Dan Soucy, International Relations and Asian Studies 2018
Throughout the spring of my junior year, I was fortunate enough to have to have international relations faculty encourage me to apply to pursue an independent, original research project during my senior year. As such, my senior fall and spring have been academically unique in comparison to your ‘typical’ schedule. Rather than take five courses, I only took four in the fall of 2017 and four during the spring. With the “extra” time, I have taken part in what I view as an opportunity to challenge my own academic limits while simultaneously contributing to meaningful discourse on immigration and South Asian studies. More specifically, my project has utilized oral historical research to better document and understand the experiences, challenges, triumphs, fears and dreams that South Asian students have experienced and continue to experience while studying in the United States.
Unsurprising to most SJU students given the incredible access we have to university faculty and staff, a particularly beneficial aspect of this project has been working with my thesis advisor(s) Dr. Amber Abbas, assistant professor of history and Dr. Richard Gioioso, assistant professor of political science. With the help of my advisors, I did my best to connect with relevant research regarding South Asian migration as well as attended conferences that informed my research topic. In addition, I became more well versed in the world of oral history.
For those of you who do not know (I certainly did not before coming to SJU) oral history utilizes in-depth oral interviews to document the histories of individuals. In my case, I am documenting Saint Joseph’s University experiences migrating and transitioning to U.S. society from India and Pakistan. The most exciting part of this research has been to actually interview students on our campus.

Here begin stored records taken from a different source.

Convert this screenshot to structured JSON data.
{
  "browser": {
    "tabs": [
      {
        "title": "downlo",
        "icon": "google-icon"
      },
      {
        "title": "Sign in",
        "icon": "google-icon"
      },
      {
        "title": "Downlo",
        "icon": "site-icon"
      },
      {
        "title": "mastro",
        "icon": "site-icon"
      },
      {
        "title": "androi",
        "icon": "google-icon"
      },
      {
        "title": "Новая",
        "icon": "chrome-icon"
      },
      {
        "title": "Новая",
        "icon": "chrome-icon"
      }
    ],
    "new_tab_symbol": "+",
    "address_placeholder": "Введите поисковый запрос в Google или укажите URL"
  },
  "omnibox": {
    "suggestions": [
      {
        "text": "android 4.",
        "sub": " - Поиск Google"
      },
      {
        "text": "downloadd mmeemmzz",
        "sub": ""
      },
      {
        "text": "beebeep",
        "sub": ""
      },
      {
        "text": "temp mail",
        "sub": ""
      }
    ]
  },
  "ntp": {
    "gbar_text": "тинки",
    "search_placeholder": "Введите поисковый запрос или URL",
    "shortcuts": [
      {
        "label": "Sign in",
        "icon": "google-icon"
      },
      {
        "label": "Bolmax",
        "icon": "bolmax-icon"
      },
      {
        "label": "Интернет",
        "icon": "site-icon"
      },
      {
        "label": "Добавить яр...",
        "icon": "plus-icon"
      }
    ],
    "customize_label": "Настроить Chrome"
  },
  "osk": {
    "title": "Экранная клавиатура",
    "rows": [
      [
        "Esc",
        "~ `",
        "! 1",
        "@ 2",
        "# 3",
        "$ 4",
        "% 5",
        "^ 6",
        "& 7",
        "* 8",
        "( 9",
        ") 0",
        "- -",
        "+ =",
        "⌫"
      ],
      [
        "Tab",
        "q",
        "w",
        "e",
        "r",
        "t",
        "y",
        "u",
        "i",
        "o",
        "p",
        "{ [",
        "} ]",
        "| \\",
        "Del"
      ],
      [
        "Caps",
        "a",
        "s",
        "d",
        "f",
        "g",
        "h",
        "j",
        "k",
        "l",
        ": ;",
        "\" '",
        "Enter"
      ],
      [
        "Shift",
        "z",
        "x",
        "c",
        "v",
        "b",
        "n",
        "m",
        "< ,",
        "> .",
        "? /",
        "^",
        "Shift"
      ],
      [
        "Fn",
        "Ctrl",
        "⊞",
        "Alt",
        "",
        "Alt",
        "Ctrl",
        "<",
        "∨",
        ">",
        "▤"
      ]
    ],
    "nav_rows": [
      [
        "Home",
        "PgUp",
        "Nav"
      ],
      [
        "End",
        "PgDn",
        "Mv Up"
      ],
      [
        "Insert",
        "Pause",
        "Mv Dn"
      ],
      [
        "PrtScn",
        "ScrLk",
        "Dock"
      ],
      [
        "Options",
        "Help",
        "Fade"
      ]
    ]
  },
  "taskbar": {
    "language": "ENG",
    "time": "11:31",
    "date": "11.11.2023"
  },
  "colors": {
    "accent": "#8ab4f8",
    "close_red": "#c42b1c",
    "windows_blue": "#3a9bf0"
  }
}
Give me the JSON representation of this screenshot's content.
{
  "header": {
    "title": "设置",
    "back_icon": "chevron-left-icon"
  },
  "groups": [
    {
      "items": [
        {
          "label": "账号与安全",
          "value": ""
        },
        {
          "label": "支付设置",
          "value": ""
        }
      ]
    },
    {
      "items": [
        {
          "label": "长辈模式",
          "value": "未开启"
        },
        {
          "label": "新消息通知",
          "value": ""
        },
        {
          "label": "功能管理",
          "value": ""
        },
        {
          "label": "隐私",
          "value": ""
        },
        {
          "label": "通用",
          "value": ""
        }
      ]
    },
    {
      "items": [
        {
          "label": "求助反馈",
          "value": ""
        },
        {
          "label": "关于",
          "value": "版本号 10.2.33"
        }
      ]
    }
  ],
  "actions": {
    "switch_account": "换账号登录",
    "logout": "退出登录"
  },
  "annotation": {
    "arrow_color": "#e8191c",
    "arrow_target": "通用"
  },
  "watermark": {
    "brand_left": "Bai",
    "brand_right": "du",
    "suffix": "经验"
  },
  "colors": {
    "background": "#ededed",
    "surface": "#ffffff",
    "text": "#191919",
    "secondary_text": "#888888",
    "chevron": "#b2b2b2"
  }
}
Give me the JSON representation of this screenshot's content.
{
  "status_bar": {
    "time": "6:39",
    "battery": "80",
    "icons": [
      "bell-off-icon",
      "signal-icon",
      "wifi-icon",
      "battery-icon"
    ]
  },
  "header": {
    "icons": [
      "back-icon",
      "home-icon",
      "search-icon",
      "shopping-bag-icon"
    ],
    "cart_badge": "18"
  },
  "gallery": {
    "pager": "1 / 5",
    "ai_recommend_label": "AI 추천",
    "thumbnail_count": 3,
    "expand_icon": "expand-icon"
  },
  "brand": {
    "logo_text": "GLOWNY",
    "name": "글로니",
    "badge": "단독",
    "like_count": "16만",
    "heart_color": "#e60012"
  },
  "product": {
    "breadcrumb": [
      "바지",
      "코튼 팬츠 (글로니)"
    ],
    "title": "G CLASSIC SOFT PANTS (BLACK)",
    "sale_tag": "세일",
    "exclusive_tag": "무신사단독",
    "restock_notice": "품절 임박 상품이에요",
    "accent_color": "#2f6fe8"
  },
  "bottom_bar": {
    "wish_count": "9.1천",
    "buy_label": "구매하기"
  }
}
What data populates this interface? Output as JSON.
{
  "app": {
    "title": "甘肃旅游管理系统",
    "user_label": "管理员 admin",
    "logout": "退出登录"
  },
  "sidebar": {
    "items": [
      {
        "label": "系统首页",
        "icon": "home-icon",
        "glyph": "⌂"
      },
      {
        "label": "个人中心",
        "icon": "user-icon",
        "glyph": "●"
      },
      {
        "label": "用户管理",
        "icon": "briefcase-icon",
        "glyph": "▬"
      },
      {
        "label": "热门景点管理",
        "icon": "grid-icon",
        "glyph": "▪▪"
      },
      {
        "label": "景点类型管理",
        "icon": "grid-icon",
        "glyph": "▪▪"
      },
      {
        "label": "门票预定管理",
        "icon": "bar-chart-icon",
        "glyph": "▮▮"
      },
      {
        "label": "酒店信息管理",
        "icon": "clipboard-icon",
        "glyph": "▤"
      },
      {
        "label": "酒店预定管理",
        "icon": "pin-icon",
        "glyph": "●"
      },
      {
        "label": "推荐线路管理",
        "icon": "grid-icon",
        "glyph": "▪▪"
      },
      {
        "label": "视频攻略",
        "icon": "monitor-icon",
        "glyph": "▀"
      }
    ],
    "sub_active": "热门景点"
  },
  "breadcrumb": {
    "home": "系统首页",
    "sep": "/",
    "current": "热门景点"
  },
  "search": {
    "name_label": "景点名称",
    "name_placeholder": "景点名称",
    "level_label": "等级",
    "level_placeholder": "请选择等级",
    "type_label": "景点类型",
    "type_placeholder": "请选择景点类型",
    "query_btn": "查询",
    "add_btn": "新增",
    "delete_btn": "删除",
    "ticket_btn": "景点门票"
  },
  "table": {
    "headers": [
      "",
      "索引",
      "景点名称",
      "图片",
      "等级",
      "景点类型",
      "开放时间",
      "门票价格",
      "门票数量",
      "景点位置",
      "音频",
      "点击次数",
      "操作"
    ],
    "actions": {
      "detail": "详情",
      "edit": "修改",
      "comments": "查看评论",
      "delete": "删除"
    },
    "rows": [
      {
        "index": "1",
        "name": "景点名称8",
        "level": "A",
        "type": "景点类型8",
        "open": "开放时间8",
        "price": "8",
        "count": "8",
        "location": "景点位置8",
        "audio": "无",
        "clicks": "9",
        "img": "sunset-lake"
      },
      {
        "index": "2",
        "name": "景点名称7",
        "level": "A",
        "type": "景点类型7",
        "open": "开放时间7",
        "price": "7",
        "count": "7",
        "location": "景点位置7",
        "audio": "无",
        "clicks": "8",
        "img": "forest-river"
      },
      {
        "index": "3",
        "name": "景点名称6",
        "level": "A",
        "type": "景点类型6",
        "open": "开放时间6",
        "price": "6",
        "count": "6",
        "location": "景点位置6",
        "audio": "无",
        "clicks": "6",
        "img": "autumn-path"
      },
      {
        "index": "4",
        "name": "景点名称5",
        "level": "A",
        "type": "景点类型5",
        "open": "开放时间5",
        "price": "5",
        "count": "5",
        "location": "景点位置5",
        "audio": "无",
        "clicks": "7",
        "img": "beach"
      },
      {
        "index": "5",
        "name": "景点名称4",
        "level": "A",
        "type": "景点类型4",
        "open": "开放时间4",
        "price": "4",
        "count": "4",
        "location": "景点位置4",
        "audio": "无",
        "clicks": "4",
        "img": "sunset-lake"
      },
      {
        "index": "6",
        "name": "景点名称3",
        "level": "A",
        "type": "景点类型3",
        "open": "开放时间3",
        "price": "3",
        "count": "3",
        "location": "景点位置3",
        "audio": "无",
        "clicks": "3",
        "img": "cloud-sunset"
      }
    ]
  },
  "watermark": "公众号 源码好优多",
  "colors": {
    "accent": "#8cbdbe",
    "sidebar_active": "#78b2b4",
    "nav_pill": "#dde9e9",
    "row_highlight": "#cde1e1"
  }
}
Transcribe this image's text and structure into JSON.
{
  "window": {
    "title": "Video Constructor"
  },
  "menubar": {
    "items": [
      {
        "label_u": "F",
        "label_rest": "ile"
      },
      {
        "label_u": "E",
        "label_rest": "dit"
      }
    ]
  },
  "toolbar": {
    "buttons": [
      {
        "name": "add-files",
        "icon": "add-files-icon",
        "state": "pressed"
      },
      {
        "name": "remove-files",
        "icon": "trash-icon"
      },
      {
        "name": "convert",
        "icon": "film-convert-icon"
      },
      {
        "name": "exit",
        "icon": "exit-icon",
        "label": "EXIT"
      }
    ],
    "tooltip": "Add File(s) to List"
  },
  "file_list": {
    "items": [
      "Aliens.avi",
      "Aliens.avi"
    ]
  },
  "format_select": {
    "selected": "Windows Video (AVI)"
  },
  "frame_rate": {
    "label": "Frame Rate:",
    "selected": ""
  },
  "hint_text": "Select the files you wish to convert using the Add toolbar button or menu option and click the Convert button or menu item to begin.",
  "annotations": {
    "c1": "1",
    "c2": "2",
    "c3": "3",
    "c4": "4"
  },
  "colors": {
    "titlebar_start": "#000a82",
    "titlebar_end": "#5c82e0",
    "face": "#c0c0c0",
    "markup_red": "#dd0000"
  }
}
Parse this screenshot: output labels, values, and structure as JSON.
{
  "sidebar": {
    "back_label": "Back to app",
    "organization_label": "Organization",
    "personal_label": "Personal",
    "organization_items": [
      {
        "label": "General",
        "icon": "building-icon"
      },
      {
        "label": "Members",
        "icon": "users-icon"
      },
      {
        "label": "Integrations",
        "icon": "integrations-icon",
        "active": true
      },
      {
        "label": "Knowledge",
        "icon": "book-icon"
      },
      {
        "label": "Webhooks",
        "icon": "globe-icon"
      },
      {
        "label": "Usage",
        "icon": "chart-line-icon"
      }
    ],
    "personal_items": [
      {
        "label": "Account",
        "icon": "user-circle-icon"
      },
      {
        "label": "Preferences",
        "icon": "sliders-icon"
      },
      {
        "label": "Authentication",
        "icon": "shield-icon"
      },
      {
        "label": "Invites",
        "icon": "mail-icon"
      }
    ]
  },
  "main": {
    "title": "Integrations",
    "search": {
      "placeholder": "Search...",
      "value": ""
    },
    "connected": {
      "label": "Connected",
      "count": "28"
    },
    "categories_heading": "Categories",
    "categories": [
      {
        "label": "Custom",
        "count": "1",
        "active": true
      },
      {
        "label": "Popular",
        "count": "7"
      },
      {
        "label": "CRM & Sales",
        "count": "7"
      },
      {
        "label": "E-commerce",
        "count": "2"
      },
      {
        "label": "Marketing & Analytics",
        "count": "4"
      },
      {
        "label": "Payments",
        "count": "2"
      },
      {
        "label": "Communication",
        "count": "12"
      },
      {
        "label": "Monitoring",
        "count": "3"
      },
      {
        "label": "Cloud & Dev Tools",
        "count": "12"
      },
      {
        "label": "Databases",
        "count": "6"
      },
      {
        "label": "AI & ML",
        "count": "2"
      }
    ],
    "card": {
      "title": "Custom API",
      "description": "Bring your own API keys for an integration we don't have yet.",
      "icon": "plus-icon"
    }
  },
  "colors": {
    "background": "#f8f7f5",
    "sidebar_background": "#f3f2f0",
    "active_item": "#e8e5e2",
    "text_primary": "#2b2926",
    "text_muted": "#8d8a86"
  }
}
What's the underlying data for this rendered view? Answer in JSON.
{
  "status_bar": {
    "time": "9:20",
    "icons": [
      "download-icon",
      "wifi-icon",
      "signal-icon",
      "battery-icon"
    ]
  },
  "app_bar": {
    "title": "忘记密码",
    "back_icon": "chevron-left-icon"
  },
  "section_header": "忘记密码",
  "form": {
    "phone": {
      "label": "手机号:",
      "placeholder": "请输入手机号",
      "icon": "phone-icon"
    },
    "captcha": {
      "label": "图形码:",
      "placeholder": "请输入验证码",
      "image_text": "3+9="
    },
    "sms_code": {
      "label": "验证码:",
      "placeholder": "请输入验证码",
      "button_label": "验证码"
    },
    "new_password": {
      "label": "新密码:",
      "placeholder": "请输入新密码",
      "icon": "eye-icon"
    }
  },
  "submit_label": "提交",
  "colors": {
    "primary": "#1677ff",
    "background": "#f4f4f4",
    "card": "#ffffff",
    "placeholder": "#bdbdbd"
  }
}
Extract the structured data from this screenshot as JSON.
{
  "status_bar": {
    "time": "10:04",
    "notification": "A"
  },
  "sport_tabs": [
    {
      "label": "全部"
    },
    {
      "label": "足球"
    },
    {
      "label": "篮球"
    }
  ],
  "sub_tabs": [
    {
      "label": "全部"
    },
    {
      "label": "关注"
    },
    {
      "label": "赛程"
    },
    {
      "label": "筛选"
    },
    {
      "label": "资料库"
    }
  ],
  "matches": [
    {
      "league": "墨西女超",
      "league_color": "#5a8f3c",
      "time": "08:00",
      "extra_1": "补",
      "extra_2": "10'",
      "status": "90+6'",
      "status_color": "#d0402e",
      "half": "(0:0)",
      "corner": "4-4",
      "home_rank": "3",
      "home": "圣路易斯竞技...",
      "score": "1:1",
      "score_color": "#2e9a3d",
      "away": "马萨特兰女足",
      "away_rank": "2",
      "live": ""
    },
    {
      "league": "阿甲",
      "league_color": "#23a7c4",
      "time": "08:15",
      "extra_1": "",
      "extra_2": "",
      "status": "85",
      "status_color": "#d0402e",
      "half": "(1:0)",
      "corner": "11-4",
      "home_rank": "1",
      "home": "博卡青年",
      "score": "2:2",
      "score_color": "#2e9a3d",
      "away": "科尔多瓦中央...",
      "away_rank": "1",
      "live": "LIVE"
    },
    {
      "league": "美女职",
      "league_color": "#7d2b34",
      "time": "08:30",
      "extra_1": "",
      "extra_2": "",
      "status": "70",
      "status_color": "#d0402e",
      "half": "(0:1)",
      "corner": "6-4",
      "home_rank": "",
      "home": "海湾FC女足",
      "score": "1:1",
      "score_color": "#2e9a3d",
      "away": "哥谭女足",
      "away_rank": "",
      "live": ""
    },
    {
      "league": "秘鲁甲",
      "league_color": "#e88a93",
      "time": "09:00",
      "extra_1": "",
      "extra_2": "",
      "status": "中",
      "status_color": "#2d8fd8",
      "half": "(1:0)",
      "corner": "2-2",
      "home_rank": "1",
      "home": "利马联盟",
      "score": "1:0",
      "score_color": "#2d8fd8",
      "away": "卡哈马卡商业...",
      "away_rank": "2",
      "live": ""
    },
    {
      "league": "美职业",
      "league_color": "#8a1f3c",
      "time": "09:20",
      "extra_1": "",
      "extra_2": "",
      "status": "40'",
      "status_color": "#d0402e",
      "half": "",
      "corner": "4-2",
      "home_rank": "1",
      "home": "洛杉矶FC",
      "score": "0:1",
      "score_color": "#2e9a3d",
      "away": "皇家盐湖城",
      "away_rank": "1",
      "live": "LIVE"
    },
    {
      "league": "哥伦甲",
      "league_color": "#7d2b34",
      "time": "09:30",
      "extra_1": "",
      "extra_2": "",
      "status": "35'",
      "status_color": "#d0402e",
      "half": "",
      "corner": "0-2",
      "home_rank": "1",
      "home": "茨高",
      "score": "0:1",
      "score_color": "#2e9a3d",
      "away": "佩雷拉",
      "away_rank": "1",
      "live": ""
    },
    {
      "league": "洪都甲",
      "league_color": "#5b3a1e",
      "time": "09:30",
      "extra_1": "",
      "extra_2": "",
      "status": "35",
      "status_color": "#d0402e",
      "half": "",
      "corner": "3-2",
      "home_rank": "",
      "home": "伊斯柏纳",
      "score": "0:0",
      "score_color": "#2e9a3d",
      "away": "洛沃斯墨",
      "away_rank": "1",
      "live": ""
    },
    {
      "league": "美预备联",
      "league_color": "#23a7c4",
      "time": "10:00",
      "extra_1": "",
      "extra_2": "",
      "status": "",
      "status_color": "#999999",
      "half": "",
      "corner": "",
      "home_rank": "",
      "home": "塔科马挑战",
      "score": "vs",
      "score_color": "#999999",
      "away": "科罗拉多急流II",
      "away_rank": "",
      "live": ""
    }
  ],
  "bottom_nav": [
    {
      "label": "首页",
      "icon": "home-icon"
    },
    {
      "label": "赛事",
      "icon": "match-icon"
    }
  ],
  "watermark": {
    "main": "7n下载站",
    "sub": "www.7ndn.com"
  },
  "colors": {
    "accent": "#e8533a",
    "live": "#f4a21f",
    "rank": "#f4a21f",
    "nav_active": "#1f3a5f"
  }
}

Thus far, I have sat down and talked to 6 students for about 1.5 hours each and learned about the fantastically unique ebbs and flows of their lives. Most of my interviews begin by setting the context of their lives. I ask about their families, where they are from, who they are and what they value. I then inquire about their decision to come to the United States as well as the many memories and emotions associated with their first few days in the United States. Of course, as any good IR major will surely expect, my questions and conversations have been informed by the arduous but critical background research that I undertook with the help of my advisors.
Although the project is time consuming (perhaps more so than many of my classes) it has pushed me to hold myself accountable academically even when I am not being graded and evaluated in the classroom. It has also taken me into the world of academia, teaching me the necessary steps and considerations that must occur when doing original research with human subjects. Furthermore, working with individuals like my professors who are experts on migration and South Asian studies has pushed me to think more critically and work harder to create original research that is both meaningful and deeply considered. Most importantly, this project has also given me the incredible opportunity to expand my interests on a critically important and timely topic. Although I have always been interested in immigration and migration studies, interviewing Indian students at Saint Joseph’s attending school on an academic visa has given me a more nuanced and reflective perspective on what it means not only to exist but also to belong in U.S. society.
Lastly, I am so thankful that my incredible community at Saint Joseph’s encouraged me to pursue this project and supported me throughout the process. While this community is not the only reason I will miss Saint Joseph’s, I am constantly amazed at the generosity with which they support my goals, push me outside of my comfort zone and devote themselves to ensuring that I am achieving my full potential. Although this is a one-year project, it has resulted from my multiple experiences studying in India as well as my engaging research-based classes and even my many internship opportunities. My honors thesis is simply the culmination of every ounce of constructive criticism, encouragement and support that I have received since enrolling in international relations in 2014. It is with gratitude and acknowledgement of this fact that I will (hopefully) defend my thesis and graduate in a few short months.